Town-hall meeting discusses opiates


By Ed Runyan

runyan@vindy.com

CHAMPION

Three statistics provide clues into the nature of Trumbull County’s most serious problems with drugs.

The number of drug- related deaths rose from 49 in 2010 to 59 in 2011.

The number of people dying from heroin overdoses rose from six in 2010 to 19 in 2011.

And the number of males who died from drug overdoses doubled from 23 to 45 in the past two years, while the number of females dying from overdoses dropped nearly in half.

The problem, statewide, has to do with the use of opiates — drugs like heroin, Vicodin and OxyContin, a speaker said Thursday at a town-hall meeting on opiate use at the Trumbull Career and Technical Center.

The average person in 1997 used seven opiate-related pills. The average person in 2011 used 67, said James Lapczynski, deputy director of the Ohio Department of Alcohol and Drug Addiction Services.

There is a close relationship between opiate use and fatal drug overdoses, he said.

One graphic seen by the 100-person audience showed that the amount of prescription opiates used by Ohioans and the number of drug-related deaths in the state both increased roughly 372 percent between 1997 and 2010.

Dr.
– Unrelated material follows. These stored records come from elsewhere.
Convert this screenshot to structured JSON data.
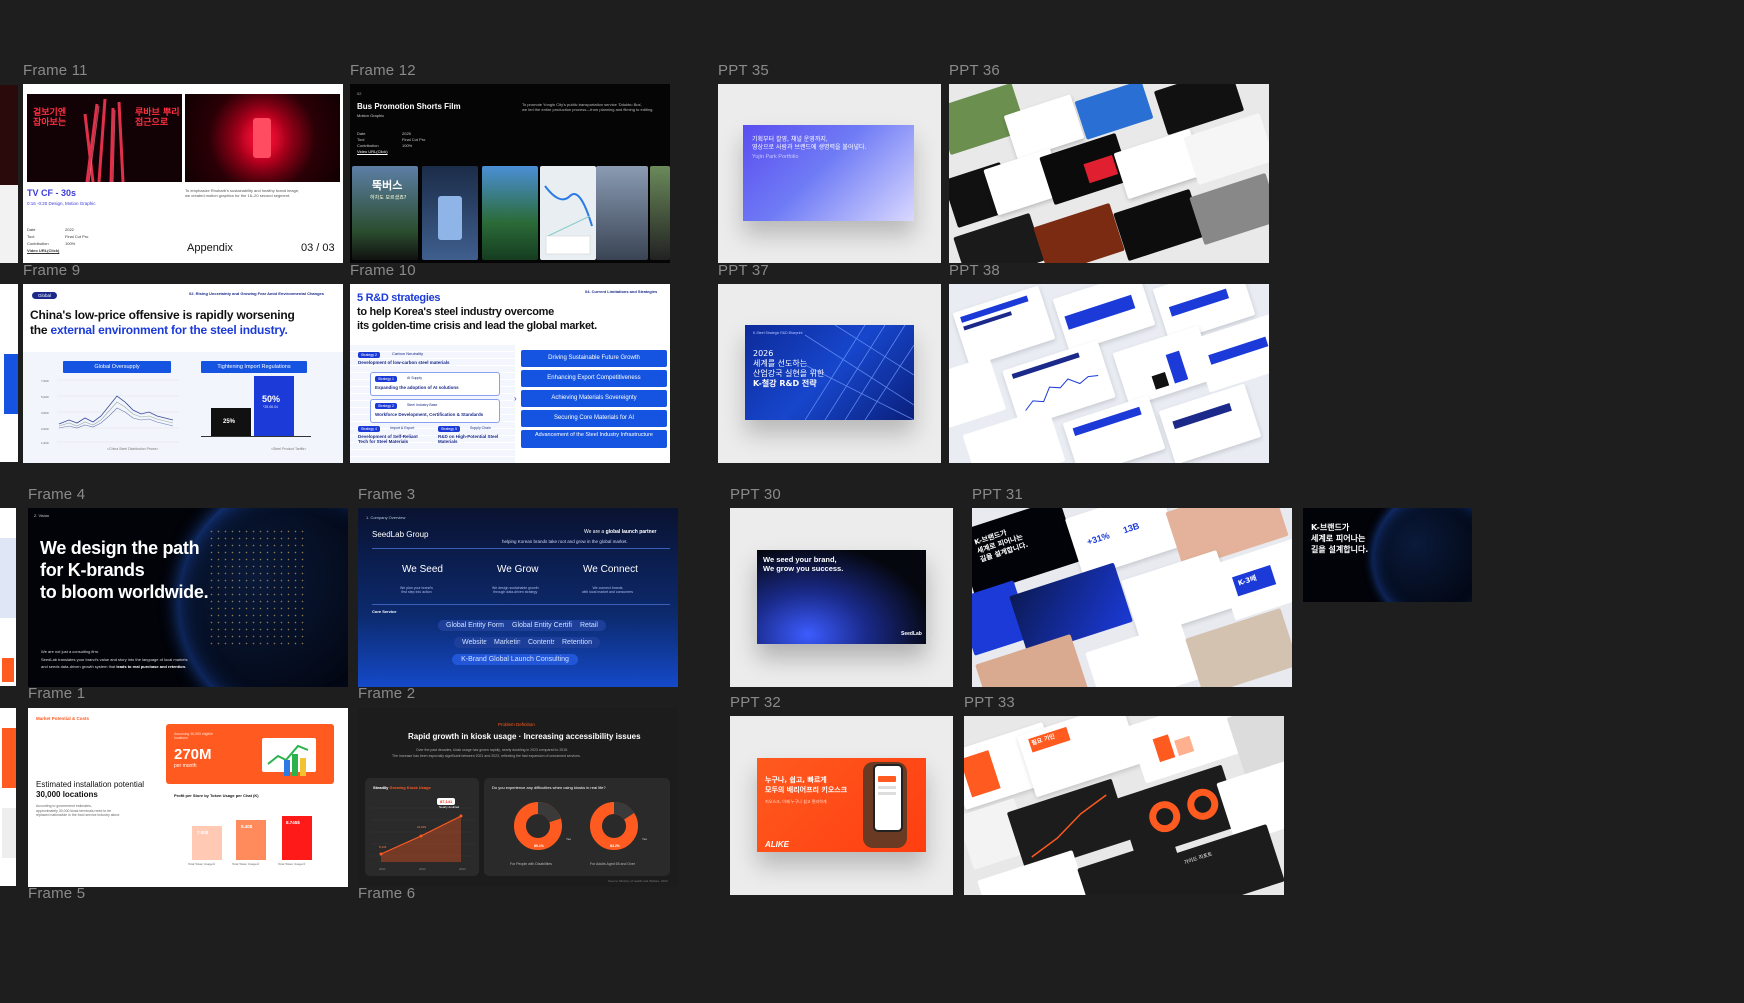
{
  "labels": {
    "f11": "Frame 11",
    "f12": "Frame 12",
    "p35": "PPT 35",
    "p36": "PPT 36",
    "f9": "Frame 9",
    "f10": "Frame 10",
    "p37": "PPT 37",
    "p38": "PPT 38",
    "f4": "Frame 4",
    "f3": "Frame 3",
    "p30": "PPT 30",
    "p31": "PPT 31",
    "f1": "Frame 1",
    "f2": "Frame 2",
    "p32": "PPT 32",
    "p33": "PPT 33",
    "f5": "Frame 5",
    "f6": "Frame 6"
  },
  "frame11": {
    "kr_left": "겉보기엔\n잡아보는",
    "kr_right": "루바브 뿌리\n접근으로",
    "title": "TV CF - 30s",
    "subtitle": "0:16 -0:20 Design, Motion Graphic",
    "desc": "To emphasize Rhubarb's sustainability and healthy brand image,\nwe created motion graphics for the 16–20 second segment.",
    "meta_keys": [
      "Date",
      "Tool",
      "Contribution",
      "Video URL(Click)"
    ],
    "meta_vals": [
      "2022",
      "Final Cut Pro",
      "100%",
      ""
    ],
    "appendix": "Appendix",
    "page": "03 / 03"
  },
  "frame12": {
    "num": "02",
    "title": "Bus Promotion Shorts Film",
    "sub": "Motion Graphic",
    "desc": "To promote Yongin City's public transportation service 'Ddukbu Bus',\nwe led the entire production process—from planning and filming to editing.",
    "meta_keys": [
      "Date",
      "Tool",
      "Contribution",
      "Video URL(Click)"
    ],
    "meta_vals": [
      "2025",
      "Final Cut Pro",
      "100%",
      ""
    ],
    "kr_big": "뚝버스",
    "kr_q": "하차도 모르셨죠?"
  },
  "ppt35": {
    "line1": "기획부터 촬영, 채널 운영까지,",
    "line2": "영상으로 사람과 브랜드에 생명력을 불어넣다.",
    "line3": "Yujin Park Portfolio"
  },
  "frame9": {
    "badge": "Global",
    "section": "02. Rising Uncertainty and Growing Fear Amid Environmental Changes",
    "title1": "China's low-price offensive is rapidly worsening",
    "title2a": "the ",
    "title2b": "external environment for the steel industry.",
    "chart1": "Global Oversupply",
    "chart2": "Tightening Import Regulations",
    "bar1": "25%",
    "bar2": "50%",
    "bar2sub": "*25.06.04",
    "cap1": "<China Steel Distribution Prices>",
    "cap2": "<Steel Product Tariffs>",
    "yticks": [
      "7,000",
      "6,500",
      "6,000",
      "5,500",
      "5,000",
      "4,500",
      "4,000",
      "3,500",
      "3,000",
      "2,500",
      "2,000",
      "1,500",
      "1,000"
    ]
  },
  "frame10": {
    "title1": "5 R&D strategies",
    "title2": "to help Korea's steel industry overcome",
    "title3": "its golden-time crisis and lead the global market.",
    "section": "04. Current Limitations and Strategies",
    "s2tag": "Strategy 2",
    "s2label": "Carbon Neutrality",
    "s2text": "Development of low-carbon steel materials",
    "s1tag": "Strategy 1",
    "s1label": "AI Supply",
    "s1text": "Expanding the adoption of AI solutions",
    "s3tag": "Strategy 2",
    "s3label": "Steel Industry Base",
    "s3text": "Workforce Development, Certification & Standards",
    "s4tag": "Strategy 4",
    "s4label": "Import & Export",
    "s4text": "Development of Self-Reliant Tech for Steel Materials",
    "s5tag": "Strategy 5",
    "s5label": "Supply Chain",
    "s5text": "R&D on High-Potential Steel Materials",
    "goals": [
      "Driving Sustainable Future Growth",
      "Enhancing Export Competitiveness",
      "Achieving Materials Sovereignty",
      "Securing Core Materials for AI",
      "Advancement of the Steel Industry Infrastructure"
    ]
  },
  "ppt37": {
    "top": "K-Steel Strategic R&D Blueprint",
    "line1": "2026",
    "line2": "세계를 선도하는",
    "line3": "산업강국 실현을 위한",
    "line4": "K-철강 R&D 전략"
  },
  "frame4": {
    "num": "2. Vision",
    "line1": "We design the path",
    "line2": "for K-brands",
    "line3": "to bloom worldwide.",
    "p1": "We are not just a consulting firm.",
    "p2": "SeedLab translates your brand's value and story into the language of local markets",
    "p3a": "and seeds data-driven growth system that ",
    "p3b": "leads to real purchase and retention."
  },
  "frame3": {
    "num": "1. Company Overview",
    "brand": "SeedLab Group",
    "tag1a": "We are a ",
    "tag1b": "global launch partner",
    "tag2": "helping Korean brands take root and grow in the global market.",
    "cols": [
      "We Seed",
      "We Grow",
      "We Connect"
    ],
    "colsub": [
      "We plan your brand's\nfirst step into action",
      "We design sustainable growth\nthrough data-driven strategy",
      "We connect brands\nwith local market and consumers"
    ],
    "core": "Core Service",
    "pills1": [
      "Global Entity Formation",
      "Global Entity Certification",
      "Retail"
    ],
    "pills2": [
      "Website",
      "Marketing",
      "Contents",
      "Retention"
    ],
    "pill3": "K-Brand Global Launch Consulting"
  },
  "ppt30": {
    "line1": "We seed your brand,",
    "line2": "We grow you success.",
    "logo": "SeedLab"
  },
  "ppt31": {
    "kr1": "K-브랜드가",
    "kr2": "세계로 피어나는",
    "kr3": "길을 설계합니다.",
    "stat1": "+31%",
    "stat2": "13B",
    "big": "K-3배",
    "custom": "Custom / H-Mart\nAmazon / Emallion"
  },
  "ppt31b": {
    "kr1": "K-브랜드가",
    "kr2": "세계로 피어나는",
    "kr3": "길을 설계합니다."
  },
  "frame1": {
    "section": "Market Potential & Costs",
    "headline1": "Estimated installation potential",
    "headline2": "30,000 locations",
    "desc": "According to government estimates,\napproximately 30,000 kiosk terminals need to be\nreplaced nationwide in the food service industry alone.",
    "card_small": "Assuming 30,000 eligible\nlocations",
    "card_big": "270M",
    "card_unit": "per month",
    "chart_title": "Profit per Store by Token Usage per Chat (K)",
    "bars": [
      "7.00$",
      "8.40$",
      "8.745$"
    ],
    "bar_labels": [
      "Total Token Usage①",
      "Total Token Usage②",
      "Total Token Usage③"
    ]
  },
  "frame2": {
    "tag": "Problem Definition",
    "title": "Rapid growth in kiosk usage · Increasing accessibility issues",
    "desc1": "Over the past decades, kiosk usage has grown rapidly, nearly doubling in 2023 compared to 2015.",
    "desc2": "The increase has been especially significant between 2021 and 2023, reflecting the fast expansion of unmanned services.",
    "left_title_a": "Steadily ",
    "left_title_b": "Growing Kiosk Usage",
    "callout": "87,141",
    "callout_sub": "Nearly doubled",
    "pts": [
      "5,131",
      "21,601"
    ],
    "years": [
      "2021",
      "2022",
      "2023"
    ],
    "right_title": "Do you experience any difficulties when using kiosks in real life?",
    "d1": "80.1%",
    "d2": "84.2%",
    "d1cap": "For People with Disabilities",
    "d2cap": "For Adults Aged 65 and Over",
    "yes": "Yes",
    "source": "Source: Ministry of Health and Welfare, 2023"
  },
  "ppt32": {
    "line1": "누구나, 쉽고, 빠르게",
    "line2": "모두의 배리어프리 키오스크",
    "sub": "키오스크, 이제 누구나 쉽고 편리하게",
    "logo": "ALIKE"
  },
  "ppt33": {
    "kr": "필요 기인",
    "kr2": "가이드 리포트"
  },
  "colors": {
    "bg": "#1e1e1e",
    "label": "#8a8a8a",
    "blue": "#1554e0",
    "navy": "#0a1a5c",
    "orange": "#ff5a1f",
    "red": "#e01b1b",
    "purple": "#6b5cff"
  }
}
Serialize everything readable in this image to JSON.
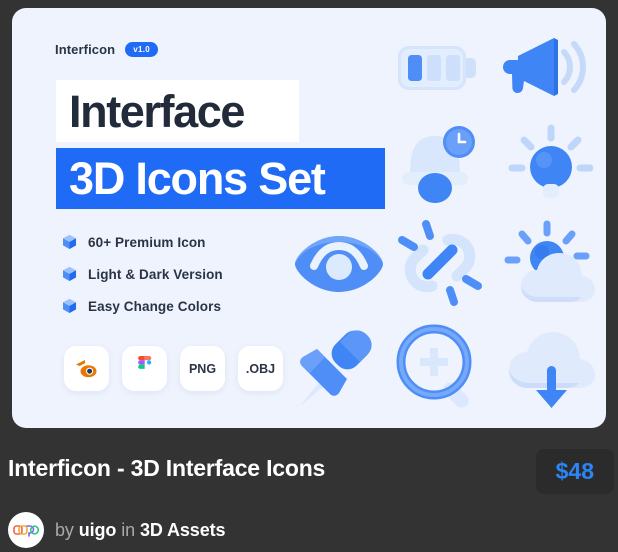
{
  "card": {
    "brand": "Interficon",
    "version_badge": "v1.0",
    "headline_line1": "Interface",
    "headline_line2": "3D Icons Set",
    "features": [
      {
        "icon": "cube-icon",
        "label": "60+ Premium Icon"
      },
      {
        "icon": "cube-icon",
        "label": "Light & Dark Version"
      },
      {
        "icon": "cube-icon",
        "label": "Easy Change Colors"
      }
    ],
    "formats": [
      {
        "icon": "blender-icon",
        "label": ""
      },
      {
        "icon": "figma-icon",
        "label": ""
      },
      {
        "icon": "png-label",
        "label": "PNG"
      },
      {
        "icon": "obj-label",
        "label": ".OBJ"
      }
    ],
    "preview_icons": [
      "battery-icon",
      "megaphone-icon",
      "bell-clock-icon",
      "lightbulb-icon",
      "eye-icon",
      "broken-link-icon",
      "partly-cloudy-icon",
      "pushpin-icon",
      "zoom-in-icon",
      "cloud-download-icon"
    ]
  },
  "footer": {
    "product_title": "Interficon - 3D Interface Icons",
    "price": "$48",
    "by_label": "by",
    "author": "uigo",
    "in_label": "in",
    "category": "3D Assets"
  },
  "colors": {
    "accent_blue": "#1f6bf5",
    "price_blue": "#2b85f5",
    "card_bg": "#eef3fd",
    "page_bg": "#333333",
    "headline_dark": "#222b3a"
  }
}
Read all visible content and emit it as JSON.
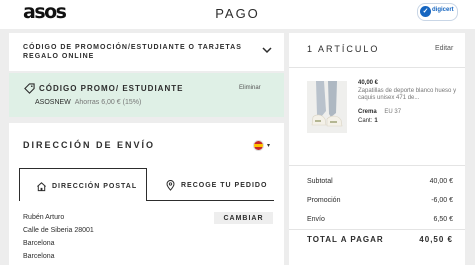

Humphrey Germaniuk, Trumbull County coroner, said one of the more common types of opiate death he’s been seeing is among men 45 to 55 years old who started using pain pills because of an injury.

“Americans love the quick fix,” Dr. Germaniuk said, and frequently family members cover up for the addicted man.

Another common victim is a white female 25 to 35 years old with two to three children working an unskilled job and dying from a heroin overdose.

Dr. Germaniuk says some of the common denominators he frequently sees among drug-overdose victims is a person who has not succeeded — “no education, no job, no hope, no future.”

Several speakers said educating young people is one of the best ways to combat opiate abuse. It needs to start as early as possible.

Dr. Germaniuk advocates that parents ask their children who they are spending time with and where they are going and taking whatever steps necessary to find out early if a child is using drugs.

“There’s nothing wrong with tossing your kids’ room around” to look for signs of drug use, he said.